AMB faiz politikasını gözden mi geçiriyor?

Avrupa Merkez Bankası Başkanı Draghi, AMB'nin yıllarca sürdürdüğü gevşek para politikasının ardından yeni faiz indirimleri düşünmediğini açıkladı. Esas faiz ise şimdilik yüzde sıfırda kalmayı sürdürecek. Bazı yorumcular merkez bankasının karar verme zafiyetini eleştiriken, bazıları da bankanın neden dikkatli olduğunu anlıyor.

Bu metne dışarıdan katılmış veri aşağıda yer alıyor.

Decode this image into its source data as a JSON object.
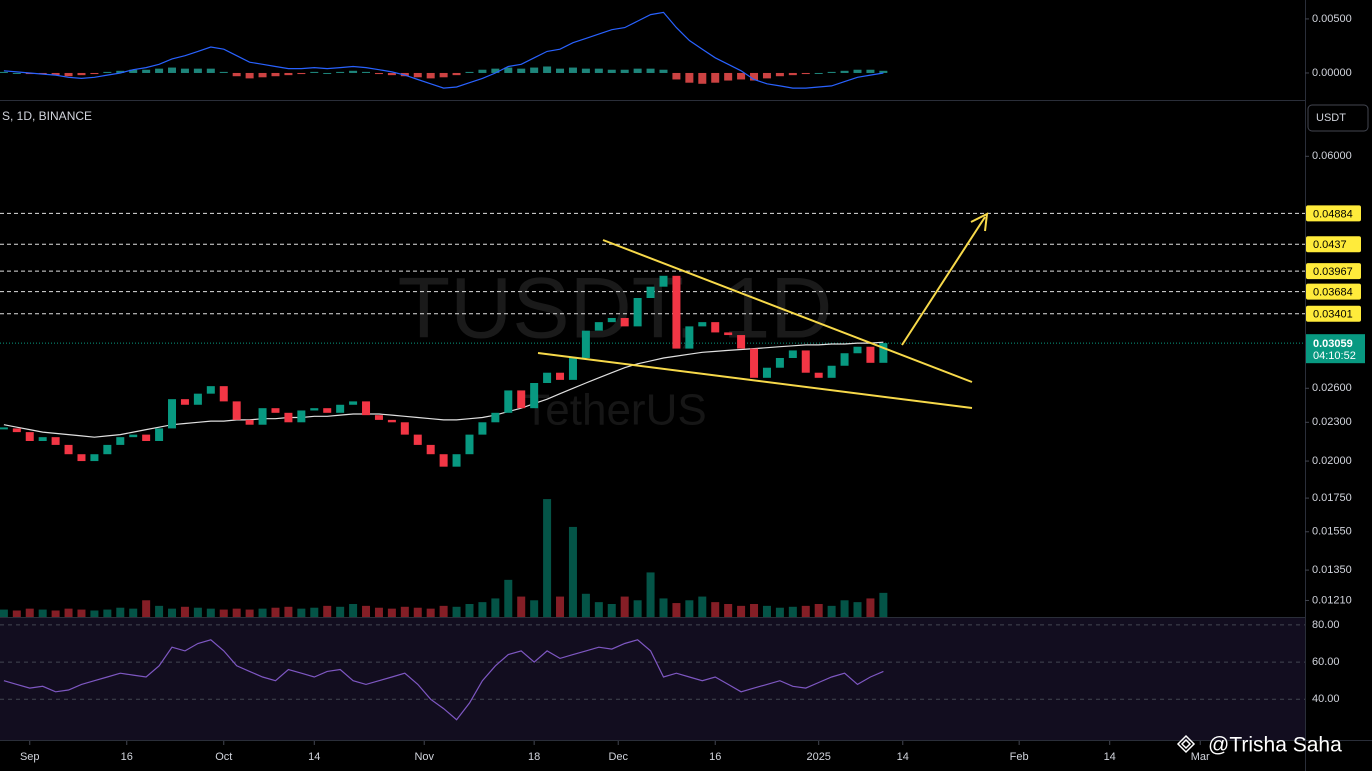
{
  "chart_data": {
    "type": "candlestick",
    "header": "S, 1D, BINANCE",
    "currency": "USDT",
    "watermark": "TUSDT, 1D",
    "watermark_name": "TetherUS",
    "signature": "@Trisha Saha",
    "up_color": "#089981",
    "down_color": "#f23645",
    "ma_color": "#e0e0e0",
    "rsi_color": "#7e57c2",
    "macd_color": "#2962ff",
    "level_color": "#ffeb3b",
    "xlim": [
      -0.3,
      100.6
    ],
    "xticks": [
      {
        "value": 2,
        "label": "Sep"
      },
      {
        "value": 9.5,
        "label": "16"
      },
      {
        "value": 17,
        "label": "Oct"
      },
      {
        "value": 24,
        "label": "14"
      },
      {
        "value": 32.5,
        "label": "Nov"
      },
      {
        "value": 41,
        "label": "18"
      },
      {
        "value": 47.5,
        "label": "Dec"
      },
      {
        "value": 55,
        "label": "16"
      },
      {
        "value": 63,
        "label": "2025"
      },
      {
        "value": 69.5,
        "label": "14"
      },
      {
        "value": 78.5,
        "label": "Feb"
      },
      {
        "value": 85.5,
        "label": "14"
      },
      {
        "value": 92.5,
        "label": "Mar"
      }
    ],
    "ylim": [
      0.0114,
      0.0735
    ],
    "log_scale": true,
    "yticks": [
      {
        "value": 0.06,
        "label": "0.06000"
      },
      {
        "value": 0.026,
        "label": "0.02600"
      },
      {
        "value": 0.023,
        "label": "0.02300"
      },
      {
        "value": 0.02,
        "label": "0.02000"
      },
      {
        "value": 0.0175,
        "label": "0.01750"
      },
      {
        "value": 0.0155,
        "label": "0.01550"
      },
      {
        "value": 0.0135,
        "label": "0.01350"
      },
      {
        "value": 0.0121,
        "label": "0.01210"
      }
    ],
    "levels": [
      0.04884,
      0.0437,
      0.03967,
      0.03684,
      0.03401
    ],
    "last_price": 0.03059,
    "countdown": "04:10:52",
    "close": [
      0.0225,
      0.0222,
      0.0215,
      0.0218,
      0.0212,
      0.0205,
      0.02,
      0.0205,
      0.0212,
      0.0218,
      0.022,
      0.0215,
      0.0225,
      0.025,
      0.0245,
      0.0255,
      0.0262,
      0.0248,
      0.0232,
      0.0228,
      0.0242,
      0.0238,
      0.023,
      0.024,
      0.0242,
      0.0238,
      0.0245,
      0.0248,
      0.0236,
      0.0232,
      0.023,
      0.022,
      0.0212,
      0.0205,
      0.0196,
      0.0205,
      0.022,
      0.023,
      0.0238,
      0.0258,
      0.0242,
      0.0265,
      0.0275,
      0.0268,
      0.029,
      0.032,
      0.033,
      0.0335,
      0.0325,
      0.036,
      0.0375,
      0.039,
      0.03,
      0.0325,
      0.033,
      0.0318,
      0.0315,
      0.03,
      0.027,
      0.028,
      0.029,
      0.0298,
      0.0275,
      0.027,
      0.0282,
      0.0295,
      0.0302,
      0.0285,
      0.0306
    ],
    "ma": [
      0.0228,
      0.0226,
      0.0224,
      0.0222,
      0.0221,
      0.022,
      0.0219,
      0.0218,
      0.0219,
      0.022,
      0.0222,
      0.0224,
      0.0226,
      0.0228,
      0.0229,
      0.023,
      0.0231,
      0.0231,
      0.0232,
      0.0232,
      0.0233,
      0.0233,
      0.0234,
      0.0234,
      0.0235,
      0.0235,
      0.0236,
      0.0237,
      0.0237,
      0.0237,
      0.0236,
      0.0235,
      0.0234,
      0.0233,
      0.0232,
      0.0232,
      0.0233,
      0.0234,
      0.0236,
      0.0239,
      0.0242,
      0.0246,
      0.025,
      0.0255,
      0.026,
      0.0265,
      0.027,
      0.0275,
      0.028,
      0.0284,
      0.0287,
      0.029,
      0.0292,
      0.0294,
      0.0296,
      0.0297,
      0.0298,
      0.0299,
      0.03,
      0.0301,
      0.0302,
      0.0303,
      0.0304,
      0.0304,
      0.0305,
      0.0305,
      0.0306,
      0.0306,
      0.0307
    ],
    "volume": [
      8,
      7,
      9,
      8,
      7,
      9,
      8,
      7,
      8,
      10,
      9,
      18,
      12,
      9,
      11,
      10,
      9,
      8,
      9,
      8,
      9,
      10,
      11,
      9,
      10,
      12,
      11,
      14,
      12,
      10,
      9,
      11,
      10,
      9,
      12,
      11,
      14,
      16,
      20,
      40,
      22,
      18,
      127,
      22,
      97,
      25,
      16,
      14,
      22,
      18,
      48,
      20,
      15,
      18,
      22,
      16,
      14,
      12,
      14,
      12,
      10,
      11,
      12,
      14,
      12,
      18,
      16,
      20,
      26
    ],
    "volume_max": 140,
    "rsi_ylim": [
      18.1,
      83.7
    ],
    "rsi_yticks": [
      {
        "value": 80,
        "label": "80.00"
      },
      {
        "value": 60,
        "label": "60.00"
      },
      {
        "value": 40,
        "label": "40.00"
      }
    ],
    "rsi": [
      50,
      48,
      46,
      47,
      44,
      45,
      48,
      50,
      52,
      54,
      53,
      52,
      58,
      68,
      66,
      70,
      72,
      66,
      58,
      55,
      52,
      50,
      56,
      54,
      52,
      55,
      56,
      50,
      48,
      50,
      52,
      54,
      48,
      40,
      35,
      29,
      38,
      50,
      58,
      64,
      66,
      60,
      66,
      62,
      64,
      66,
      68,
      67,
      70,
      72,
      66,
      52,
      54,
      52,
      50,
      52,
      48,
      44,
      46,
      48,
      50,
      47,
      46,
      49,
      52,
      54,
      48,
      52,
      55
    ],
    "macd_ylim": [
      -0.0025,
      0.00675
    ],
    "macd_yticks": [
      {
        "value": 0.005,
        "label": "0.00500"
      },
      {
        "value": 0,
        "label": "0.00000"
      }
    ],
    "macd": [
      0.0002,
      0.0001,
      0.0,
      -0.0001,
      -0.0002,
      -0.0004,
      -0.0005,
      -0.0004,
      -0.0002,
      0.0,
      0.0003,
      0.0005,
      0.0008,
      0.0013,
      0.0016,
      0.002,
      0.0024,
      0.0022,
      0.0016,
      0.001,
      0.0008,
      0.0006,
      0.0004,
      0.0004,
      0.0005,
      0.0004,
      0.0005,
      0.0006,
      0.0005,
      0.0003,
      0.0001,
      -0.0002,
      -0.0006,
      -0.001,
      -0.0014,
      -0.0013,
      -0.0009,
      -0.0005,
      0.0,
      0.0006,
      0.0008,
      0.0014,
      0.002,
      0.0022,
      0.0028,
      0.0032,
      0.0036,
      0.004,
      0.0042,
      0.0048,
      0.0054,
      0.0056,
      0.0042,
      0.003,
      0.0022,
      0.0014,
      0.0008,
      0.0002,
      -0.0006,
      -0.001,
      -0.0012,
      -0.0014,
      -0.0014,
      -0.0013,
      -0.0012,
      -0.0008,
      -0.0004,
      -0.0002,
      0.0
    ],
    "macd_hist": [
      0.0001,
      0.0,
      -0.0001,
      -0.0001,
      -0.0002,
      -0.0003,
      -0.0002,
      -0.0001,
      0.0001,
      0.0002,
      0.0003,
      0.0003,
      0.0004,
      0.0005,
      0.0004,
      0.0004,
      0.0004,
      0.0001,
      -0.0003,
      -0.0005,
      -0.0004,
      -0.0003,
      -0.0002,
      -0.0001,
      0.0001,
      0.0,
      0.0001,
      0.0002,
      0.0001,
      -0.0001,
      -0.0002,
      -0.0003,
      -0.0004,
      -0.0005,
      -0.0004,
      -0.0002,
      0.0001,
      0.0003,
      0.0004,
      0.0005,
      0.0004,
      0.0005,
      0.0006,
      0.0004,
      0.0005,
      0.0004,
      0.0004,
      0.0003,
      0.0003,
      0.0004,
      0.0004,
      0.0003,
      -0.0006,
      -0.0009,
      -0.001,
      -0.0009,
      -0.0007,
      -0.0006,
      -0.0007,
      -0.0005,
      -0.0003,
      -0.0002,
      -0.0001,
      0.0,
      0.0001,
      0.0002,
      0.0003,
      0.0003,
      0.0002
    ]
  }
}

Tüm alıntıları göster/kapat
Der Standard (AT) /

AMB hala sönmüş ateşi söndürmeye çalışıyor

Avrupa Merkez Bankasının, faiz oranını arttırmaması, kendi karar verme zayıflığının bir göstergesi, diyor Der Standard:

“Bu evrede Avro Bölgesinin uzun yıllar süren krizi büyük oranda yara almadan atlattığına dair bir işaret faydalı olurdu. ... Mario Draghi'nin 2012 ortasında, kısa ömrünün en zor zamanlarından geçen Avro Bölgesinin varkalımı uğruna kolları sıvayıp canhıraş bir çaba göstermesi ('ne pahasına olursa olsun' sözünü hatırlayalım) hala hatırlarda. O zamanlar bu müdahalesi başarılı olmuştu. Ancak konu para politikasının peyderpey normalleştirilmesi olduğunda, gerek Draghi gerekse yürütme kurulu üyeleri karar veremez bir izlenim yaratıyor. Bu izlenim, yangın çoktan söndükten, hatta ustalar binanın onarımı için çalışmaya başladıktan sonra itfaiyenin binaya su sıkmaya devam etmesine benzetilebilir.”

Les Echos (FR) /

Draghi'nin haklı temkini

Les Echos'a göre Avrupa Merkez Bankasının son derece gevşek para politikasını terk etmemesinin iki sebebi var:

“Bunlardan biri enflasyon. ... Büyüme gerilemiş olsa da, dalgalanma etkilerinden (petrol fiyatı, gıda fiyatları ...) arındırılmış olarak baktığımızda fiyatların gerilemediğini görüyoruz. Bu durumun Avrupa Merkez Bankası'nda kaygı yarattığı açık. AMB'nin asli görevi, enflasyonu yüzde iki seviyelerinde sabitlemek. İkinci sebep ise, her ne kadar Draghi itiraf edemese de, Avrupa'nın yoğun seçim takvimi. Fransa'da olabilecek kötü sonuç engellendi ama önümüzde daha parlamento seçimi var. Macron'un reform yapıp yapamayacağı, bu seçimin sonucuna bağlı. Üstelik sonbaharda gerçekleştirilecek iki önemli seçimi de unutmamak lazım: Almanya ve İtalya, parlamentolarını seçecek. Her iki ülkenin hükümetlerinin (ya da koalisyonlarının) rengi, Avro Bölgesinin siyasi geleceğini belirleyecek.”